Mayur Ramesh, M.D., a Henry Ford Infectious Diseases physician and senior author of the study, says the treatment, while unusual, has promising results:
"More than 90 percent of the patients in our study were cured of their C.diff infection. This treatment is a viable option for patients who are not responding to conventional treatment and who want to avoid surgery."
During the study, researchers examined 49 patients who contracted Clostridium difficile, or C.diff, a bacterium that produces diarrhea and other severe intestinal problems, and also causes 14,000 deaths annually.

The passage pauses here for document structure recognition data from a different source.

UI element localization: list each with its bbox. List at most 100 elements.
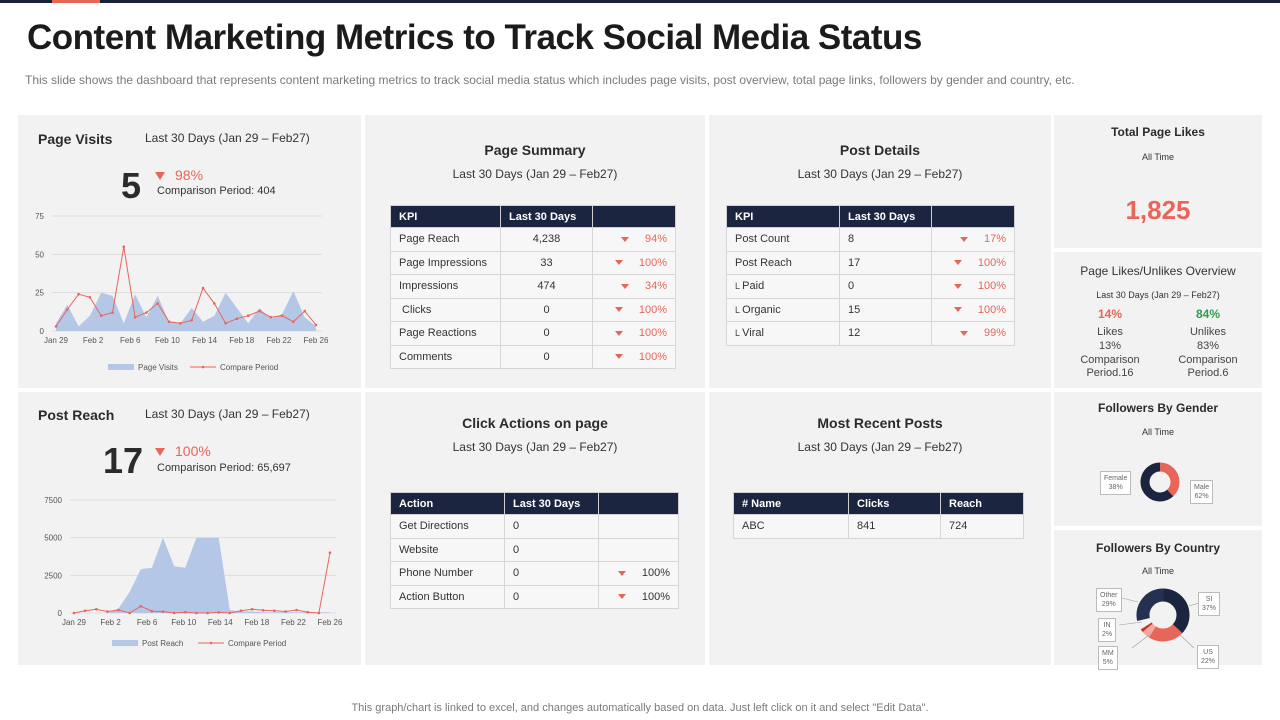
kpi-cell: Impressions	[390, 274, 501, 299]
page-summary-period: Last 30 Days (Jan 29 – Feb27)	[452, 167, 618, 181]
line-point	[314, 323, 318, 327]
table-header: Last 30 Days	[504, 492, 599, 515]
value-cell: 474	[500, 274, 593, 299]
decrease-arrow-icon	[614, 260, 623, 266]
change-value: 100%	[977, 256, 1006, 269]
unlikes-comparison: Comparison Period.6	[1178, 354, 1238, 379]
table-header	[931, 205, 1015, 228]
table-header	[592, 205, 676, 228]
value-cell: 0	[839, 274, 932, 299]
line-point	[303, 309, 307, 313]
slice-name: IN	[1103, 622, 1111, 629]
table-row: Impressions 474 34%	[390, 274, 676, 299]
slice-name: Male	[1194, 484, 1210, 491]
line-point	[190, 319, 193, 322]
line-point	[117, 608, 120, 612]
table-row: Page Reactions 0 100%	[390, 321, 676, 346]
line-point	[239, 609, 243, 612]
post-name-cell: ABC	[733, 514, 849, 539]
table-row: Phone Number 0 100%	[390, 561, 679, 586]
page-visits-title: Page Visits	[38, 131, 113, 147]
line-point	[99, 314, 103, 317]
footer-note: This graph/chart is linked to excel, and…	[351, 702, 929, 714]
change-value: 99%	[983, 327, 1006, 340]
y-tick-label: 75	[35, 212, 44, 221]
line-point	[258, 309, 261, 313]
line-point	[269, 315, 273, 319]
in-label: IN 2%	[1098, 618, 1117, 642]
line-point	[179, 322, 182, 325]
x-tick-label: Feb 22	[266, 336, 291, 345]
change-cell: 100%	[592, 250, 676, 275]
value-cell: 0	[500, 321, 593, 346]
table-row: Post Count 8 17%	[726, 227, 1015, 252]
slice-name: US	[1203, 649, 1213, 656]
table-row: Comments 0 100%	[390, 344, 676, 369]
kpi-cell: Clicks	[390, 297, 501, 322]
likes-comparison: Comparison Period.16	[1080, 354, 1140, 379]
slice-value: 38%	[1108, 484, 1123, 491]
kpi-cell: Post Count	[726, 227, 840, 252]
kpi-cell: Page Reach	[390, 227, 501, 252]
value-cell: 8	[839, 227, 932, 252]
line-point	[273, 609, 276, 612]
table-row: Post Reach 17 100%	[726, 250, 1015, 275]
post-reach-period: Last 30 Days (Jan 29 – Feb27)	[145, 407, 310, 421]
table-row: L Organic 15 100%	[726, 297, 1015, 322]
line-point	[184, 610, 187, 614]
x-tick-label: Feb 14	[208, 618, 233, 627]
legend-label: Page Visits	[138, 363, 178, 372]
kpi-cell: Comments	[390, 344, 501, 369]
page-title: Content Marketing Metrics to Track Socia…	[27, 18, 922, 57]
post-details-table: KPI Last 30 Days Post Count 8 17% Post R…	[726, 205, 1015, 346]
area-series	[56, 291, 316, 331]
action-cell: Get Directions	[390, 514, 505, 539]
x-tick-label: Feb 26	[318, 618, 343, 627]
post-details-title: Post Details	[839, 142, 921, 158]
slice-name: SI	[1205, 596, 1213, 603]
page-visits-period: Last 30 Days (Jan 29 – Feb27)	[145, 131, 310, 145]
decrease-arrow-icon	[959, 330, 968, 336]
table-header: Reach	[940, 492, 1024, 515]
change-cell	[598, 514, 679, 539]
change-value: 100%	[977, 303, 1006, 316]
post-reach-title: Post Reach	[38, 407, 115, 423]
table-header: Last 30 Days	[500, 205, 593, 228]
decrease-arrow-icon	[614, 330, 623, 336]
decrease-arrow-icon	[620, 283, 629, 289]
x-tick-label: Feb 22	[281, 618, 306, 627]
decrease-arrow-icon	[620, 236, 629, 242]
value-cell: 12	[839, 321, 932, 346]
legend-marker	[209, 641, 213, 645]
change-value: 17%	[983, 233, 1006, 246]
post-reach-change: 100%	[175, 443, 211, 459]
slice-name: Female	[1104, 475, 1128, 482]
y-tick-label: 2500	[44, 571, 62, 580]
leader-line	[1118, 621, 1143, 626]
unlikes-label: Unlikes	[1189, 326, 1227, 338]
line-point	[228, 611, 232, 615]
line-point	[72, 611, 76, 615]
line-series	[55, 246, 317, 327]
male-label: Male 62%	[1190, 480, 1214, 504]
table-row: L Viral 12 99%	[726, 321, 1015, 346]
value-cell: 0	[504, 584, 599, 609]
legend-label: Post Reach	[142, 639, 183, 648]
table-row: Website 0	[390, 537, 679, 562]
slice-value: 22%	[1201, 658, 1216, 665]
change-value: 100%	[641, 567, 670, 580]
table-row: ABC 841 724	[733, 514, 1024, 539]
other-slice	[1136, 588, 1190, 642]
decrease-arrow-icon	[617, 594, 626, 600]
line-point	[328, 551, 332, 554]
slice-value: 62%	[1194, 493, 1209, 500]
leader-line	[1178, 633, 1195, 649]
table-header: Last 30 Days	[839, 205, 932, 228]
decrease-arrow-icon	[614, 307, 623, 313]
line-point	[201, 286, 205, 290]
top-bar	[0, 0, 1280, 3]
decrease-arrow-icon	[959, 236, 968, 242]
page-summary-title: Page Summary	[484, 142, 586, 158]
table-header: # Name	[733, 492, 849, 515]
y-tick-label: 0	[40, 327, 45, 336]
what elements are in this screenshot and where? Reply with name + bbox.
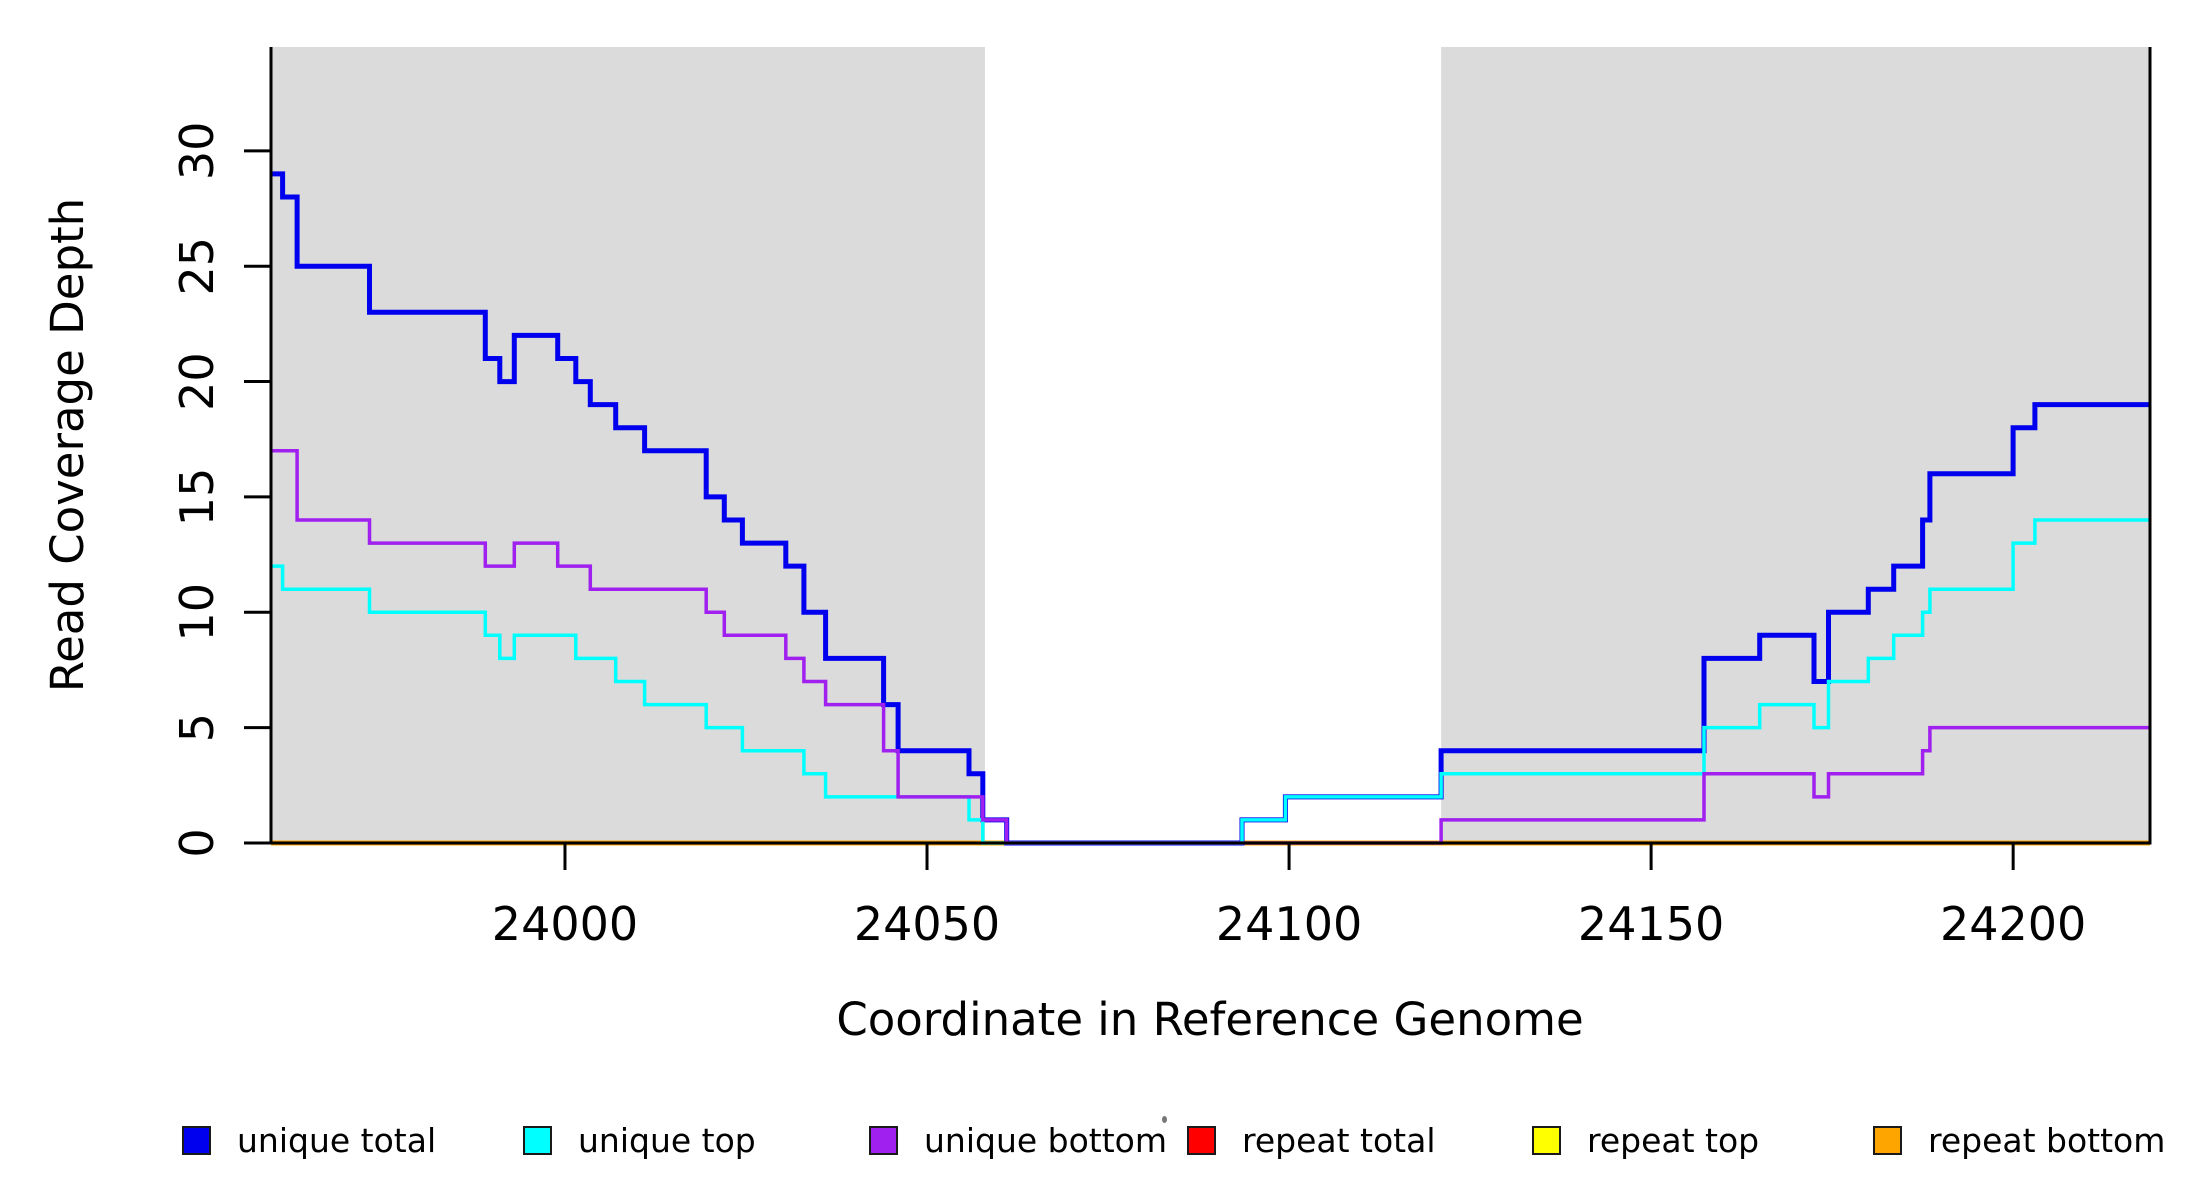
legend-label: repeat top [1587, 1120, 1760, 1160]
x-tick-label: 24100 [1216, 897, 1362, 951]
legend-label: unique bottom [924, 1120, 1168, 1160]
legend-item-repeat-top: repeat top [1532, 1118, 1759, 1162]
y-tick-label: 10 [170, 583, 224, 642]
series-unique-total [271, 171, 2150, 846]
x-tick-label: 24000 [492, 897, 638, 951]
x-tick-label: 24050 [854, 897, 1000, 951]
legend-swatch-repeat-total [1187, 1125, 1216, 1155]
legend-swatch-unique-bottom [869, 1125, 898, 1155]
right-repeat-region [1441, 47, 2150, 843]
axis-labels-layer: Coordinate in Reference Genome Read Cove… [41, 198, 1584, 1046]
y-tick-label: 30 [170, 122, 224, 181]
legend-label: unique total [237, 1120, 437, 1160]
y-axis-title: Read Coverage Depth [41, 198, 94, 692]
left-repeat-region [271, 47, 985, 843]
y-tick-label: 25 [170, 237, 224, 296]
y-tick-label: 0 [170, 828, 224, 857]
series-unique-top [271, 518, 2150, 845]
legend-swatch-repeat-bottom [1873, 1125, 1902, 1155]
legend-label: repeat bottom [1928, 1120, 2166, 1160]
y-tick-label: 15 [170, 468, 224, 527]
series-unique-bottom [271, 449, 2150, 845]
legend-swatch-unique-top [523, 1125, 552, 1155]
legend-item-unique-total: unique total [182, 1118, 436, 1162]
legend-swatch-unique-total [182, 1125, 211, 1155]
axes-layer: 24000 24050 24100 24150 24200 0 5 10 15 20 25 30 [170, 47, 2152, 951]
legend-item-repeat-bottom: repeat bottom [1873, 1118, 2165, 1162]
x-tick-label: 24150 [1578, 897, 1724, 951]
y-tick-label: 20 [170, 352, 224, 411]
shaded-regions-layer [271, 47, 2150, 843]
legend: unique total unique top unique bottom repea… [0, 1104, 2200, 1174]
legend-label: unique top [578, 1120, 756, 1160]
x-tick-label: 24200 [1940, 897, 2086, 951]
y-tick-label: 5 [170, 713, 224, 742]
legend-item-unique-bottom: unique bottom [869, 1118, 1167, 1162]
legend-item-unique-top: unique top [523, 1118, 756, 1162]
legend-item-repeat-total: repeat total [1187, 1118, 1436, 1162]
stray-speck [1162, 1116, 1167, 1123]
x-axis-title: Coordinate in Reference Genome [836, 993, 1583, 1046]
legend-swatch-repeat-top [1532, 1125, 1561, 1155]
legend-label: repeat total [1242, 1120, 1436, 1160]
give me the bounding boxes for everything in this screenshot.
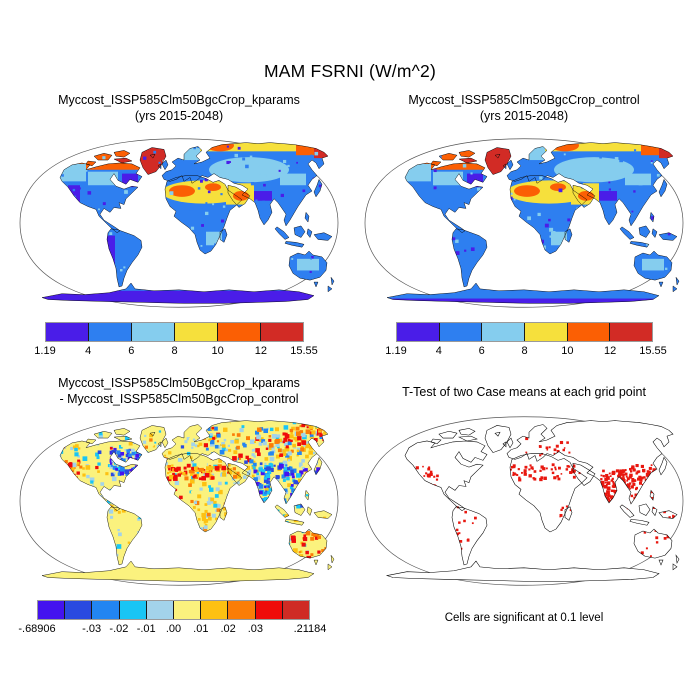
colorbar-tick-label: 10 [211,345,224,357]
map-diff [14,409,344,593]
colorbar-segment [397,323,439,341]
colorbar-segment [227,601,255,619]
colorbar-tick-label: 12 [604,345,617,357]
colorbar-tick-label: .03 [247,623,264,635]
colorbar-segment [38,601,65,619]
colorbar-tick-label: 4 [435,345,442,357]
colorbar-segment [200,601,228,619]
colorbar-tick-label: .02 [220,623,236,635]
colorbar-tick-label: -.02 [109,623,129,635]
colorbar-segment [481,323,525,341]
colorbar-segment [260,323,303,341]
map-ttest [359,409,689,593]
panel-title-ttest: T-Test of two Case means at each grid po… [359,384,689,400]
colorbar-tick-label: 4 [85,345,92,357]
panel-title-control-line1: Myccost_ISSP585Clm50BgcCrop_control [408,93,640,107]
colorbar-segment [217,323,260,341]
panel-title-diff-line2: - Myccost_ISSP585Clm50BgcCrop_control [59,392,299,406]
panel-title-kparams: Myccost_ISSP585Clm50BgcCrop_kparams (yrs… [14,92,344,124]
ttest-caption: Cells are significant at 0.1 level [444,612,604,624]
colorbar-tick-label: .00 [165,623,182,635]
colorbar-tick-label: -.68906 [18,623,56,635]
map-control [359,131,689,315]
colorbar-tick-label: 8 [171,345,178,357]
colorbar-tick-label: 6 [128,345,135,357]
colorbar-segment [254,601,282,619]
panel-title-kparams-line2: (yrs 2015-2048) [134,109,224,123]
colorbar-diff: -.68906 -.03 -.02 -.01 .00 .01 .02 .03 .21184 [18,600,326,635]
colorbar-tick-label: -.01 [136,623,156,635]
colorbar-kparams: 1.19 4 6 8 10 12 15.55 [34,322,318,357]
panel-title-control-line2: (yrs 2015-2048) [479,109,569,123]
colorbar-segment [524,323,567,341]
colorbar-segment [131,323,174,341]
colorbar-segment [91,601,119,619]
colorbar-tick-label: 15.55 [290,345,318,357]
colorbar-segment [118,601,146,619]
colorbar-segment [145,601,174,619]
colorbar-segment [174,323,217,341]
colorbar-tick-label: .01 [193,623,209,635]
colorbar-tick-label: 6 [478,345,485,357]
colorbar-segments [396,322,653,342]
colorbar-tick-label: 15.55 [639,345,667,357]
colorbar-tick-label: 1.19 [34,345,56,357]
map-fill-patches [42,142,334,291]
world-map-svg [19,416,339,586]
colorbar-control: 1.19 4 6 8 10 12 15.55 [385,322,667,357]
colorbar-tick-label: 10 [561,345,574,357]
world-map-svg [19,138,339,308]
map-kparams [14,131,344,315]
panel-title-ttest-line1: T-Test of two Case means at each grid po… [402,385,646,399]
colorbar-tick-label: -.03 [82,623,102,635]
colorbar-segment [46,323,88,341]
colorbar-segment [281,601,310,619]
colorbar-segment [438,323,482,341]
world-map-svg [364,138,684,308]
colorbar-segments [37,600,310,620]
colorbar-segment [609,323,653,341]
world-map-svg [364,416,684,586]
panel-title-kparams-line1: Myccost_ISSP585Clm50BgcCrop_kparams [58,93,300,107]
colorbar-tick-label: 8 [521,345,528,357]
colorbar-tick-label: .21184 [293,623,327,635]
panel-title-control: Myccost_ISSP585Clm50BgcCrop_control (yrs… [359,92,689,124]
colorbar-segment [64,601,92,619]
colorbar-segment [88,323,131,341]
panel-title-diff-line1: Myccost_ISSP585Clm50BgcCrop_kparams [58,376,300,390]
figure-title: MAM FSRNI (W/m^2) [263,61,436,81]
colorbar-segment [566,323,610,341]
colorbar-segments [45,322,304,342]
colorbar-tick-label: 12 [254,345,267,357]
panel-title-diff: Myccost_ISSP585Clm50BgcCrop_kparams - My… [14,375,344,407]
colorbar-segment [173,601,201,619]
colorbar-tick-label: 1.19 [385,345,407,357]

Symptoms of C.diff include water diarrhea, fever, loss of appetite, nausea, abdominal pain and tenderness. It is found in patients taking antibiotics, and easily passes from person-to-person or from contact with contaminated equipment and objects like door knobs.
People infected with C.diff infection are generally treated with the antibiotics metronidazole or vancomycin.
In some cases, surgery may be required to remove the infected part of the intestines. In this particular study, patients were treated between May 2010 and June 2012 with a therapy known as intestinal microbiota transplantation (IMT), which uses donated stool from a health family member.
They then mixed the healthy stool with warm tap water and used it to re-establish the regular intestinal flora into the patient's gastrointestinal tract. Intestinal flora is healthy bacteria that trigger the immune system and help the digestion and absorption of food.
Dr. Ramesh says:
"Patients who receive treatment through a nasogastric tube don't taste or smell the stool mixture as it's administered. Patients often resume their diet within a couple hours and are feeling better within 24 hours."
Forty-three patients fully recovered, four died of causes unassociated with C.diff, one had intestinal surgery, and one showed no improvement, out of the 49 patients in total.
Fecal transplant performed in 2011In May 2011, doctors at Sinai Hospital performed fecal transplant procedures on two patients with severe C. diff colitis. Neither of them had responded to routine antibiotic or other treatments.
One patient, Elen Blackwell, had been struggling with C. diff for one year before undergoing the procedure. Blackwell said "My choices were to lose my colon, die or have a fecal transplant from a loving donor. I had no choice. This saved my life." The donor was her daughter.